Abstract
Background:
Honoring patients’ treatment preferences is a key component of high-quality end-of-life care. Connecting clinical practices to patients’ preferences requires effective communication. However, few cancer patients reported discussing end-of-life-care preferences with their physicians.
Aim:
To identify correlates of physician–patient end-of-life-care discussions and to investigate associations of physician–patient end-of-life-care discussions with patient end-of-life-care preferences.
Design:
A cross-sectional survey from April 2011 through November 2012.
Setting/participants:
A convenience sample of 2467 cancer patients (89.3% participation rate) whose disease was diagnosed as terminal and unresponsive to current curative cancer treatment was recruited from 23 teaching hospitals throughout Taiwan.
Results:
Only 7.8% of respondents reported discussing end-of-life-care preferences with their physicians.
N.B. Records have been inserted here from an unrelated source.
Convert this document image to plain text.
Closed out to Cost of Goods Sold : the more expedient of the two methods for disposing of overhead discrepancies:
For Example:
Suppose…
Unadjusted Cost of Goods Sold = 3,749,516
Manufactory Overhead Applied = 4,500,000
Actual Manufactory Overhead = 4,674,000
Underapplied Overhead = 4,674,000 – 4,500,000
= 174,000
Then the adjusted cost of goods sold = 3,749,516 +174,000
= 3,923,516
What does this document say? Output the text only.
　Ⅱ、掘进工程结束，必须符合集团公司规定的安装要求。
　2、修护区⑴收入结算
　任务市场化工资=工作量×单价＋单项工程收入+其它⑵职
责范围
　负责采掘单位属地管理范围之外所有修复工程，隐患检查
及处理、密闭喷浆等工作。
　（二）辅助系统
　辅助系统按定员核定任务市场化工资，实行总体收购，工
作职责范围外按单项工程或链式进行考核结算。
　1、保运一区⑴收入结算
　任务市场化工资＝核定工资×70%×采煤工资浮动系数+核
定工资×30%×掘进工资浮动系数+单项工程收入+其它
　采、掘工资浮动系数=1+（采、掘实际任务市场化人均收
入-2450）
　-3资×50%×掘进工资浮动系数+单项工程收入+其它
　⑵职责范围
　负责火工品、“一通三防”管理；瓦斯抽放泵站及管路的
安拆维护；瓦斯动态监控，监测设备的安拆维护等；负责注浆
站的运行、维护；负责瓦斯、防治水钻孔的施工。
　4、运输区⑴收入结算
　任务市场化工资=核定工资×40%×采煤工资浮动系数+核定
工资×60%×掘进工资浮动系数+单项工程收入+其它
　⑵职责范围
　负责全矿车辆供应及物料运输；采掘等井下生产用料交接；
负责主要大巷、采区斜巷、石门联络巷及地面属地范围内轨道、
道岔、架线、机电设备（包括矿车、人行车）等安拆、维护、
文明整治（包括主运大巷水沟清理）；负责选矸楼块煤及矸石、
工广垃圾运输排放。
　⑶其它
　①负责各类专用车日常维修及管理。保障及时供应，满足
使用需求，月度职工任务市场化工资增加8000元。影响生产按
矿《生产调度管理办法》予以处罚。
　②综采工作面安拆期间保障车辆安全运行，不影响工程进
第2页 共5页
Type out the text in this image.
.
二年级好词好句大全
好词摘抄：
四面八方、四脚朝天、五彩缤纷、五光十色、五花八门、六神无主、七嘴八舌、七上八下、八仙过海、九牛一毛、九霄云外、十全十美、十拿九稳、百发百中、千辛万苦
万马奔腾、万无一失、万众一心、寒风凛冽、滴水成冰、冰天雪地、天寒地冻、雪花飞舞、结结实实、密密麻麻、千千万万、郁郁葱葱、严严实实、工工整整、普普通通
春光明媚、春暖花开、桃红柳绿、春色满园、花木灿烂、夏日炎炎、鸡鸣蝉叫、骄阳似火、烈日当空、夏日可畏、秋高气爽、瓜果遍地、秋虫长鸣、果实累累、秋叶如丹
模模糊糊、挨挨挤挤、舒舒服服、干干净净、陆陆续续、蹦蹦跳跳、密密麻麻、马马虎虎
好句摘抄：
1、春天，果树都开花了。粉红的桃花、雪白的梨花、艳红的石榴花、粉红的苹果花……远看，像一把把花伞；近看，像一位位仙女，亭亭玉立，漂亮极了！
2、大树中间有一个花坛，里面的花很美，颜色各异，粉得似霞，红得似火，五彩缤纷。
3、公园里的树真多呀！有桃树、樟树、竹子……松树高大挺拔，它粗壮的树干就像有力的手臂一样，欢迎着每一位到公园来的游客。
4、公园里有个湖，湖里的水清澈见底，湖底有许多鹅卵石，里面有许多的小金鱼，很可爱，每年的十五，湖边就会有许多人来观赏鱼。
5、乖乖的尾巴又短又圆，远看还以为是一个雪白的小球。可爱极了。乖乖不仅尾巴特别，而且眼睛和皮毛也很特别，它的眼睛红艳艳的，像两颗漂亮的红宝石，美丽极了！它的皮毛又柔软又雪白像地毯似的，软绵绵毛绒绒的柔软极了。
Physicians were more likely to discuss end-of-life-care preferences with cancer patients who accurately understood their prognosis but less likely to do so if patients were married or received care in a hospital with an inpatient hospice unit. Furthermore, physician–patient end-of-life-care discussions were significantly, positively associated with the likelihood of preferring comfort-oriented care and hospice care, but negatively associated with preferences for receiving cardiopulmonary resuscitation when life is in danger and aggressive life-sustaining treatments at end of life, including intensive care unit admission, cardiac massage, intubation, and mechanical ventilation support.
Conclusion:
Physician–patient end-of-life-care discussions are correlated with accurate prognostic awareness, marital status, and institutional characteristics and negatively associated with terminally ill cancer patients’ preferences for aggressive end-of-life care. Interventions should be developed to facilitate timely end-of-life-care discussions between at-risk patients and their physicians, thus honoring patients’ end-of-life-care preferences and possibly avoiding futile life-sustaining treatments.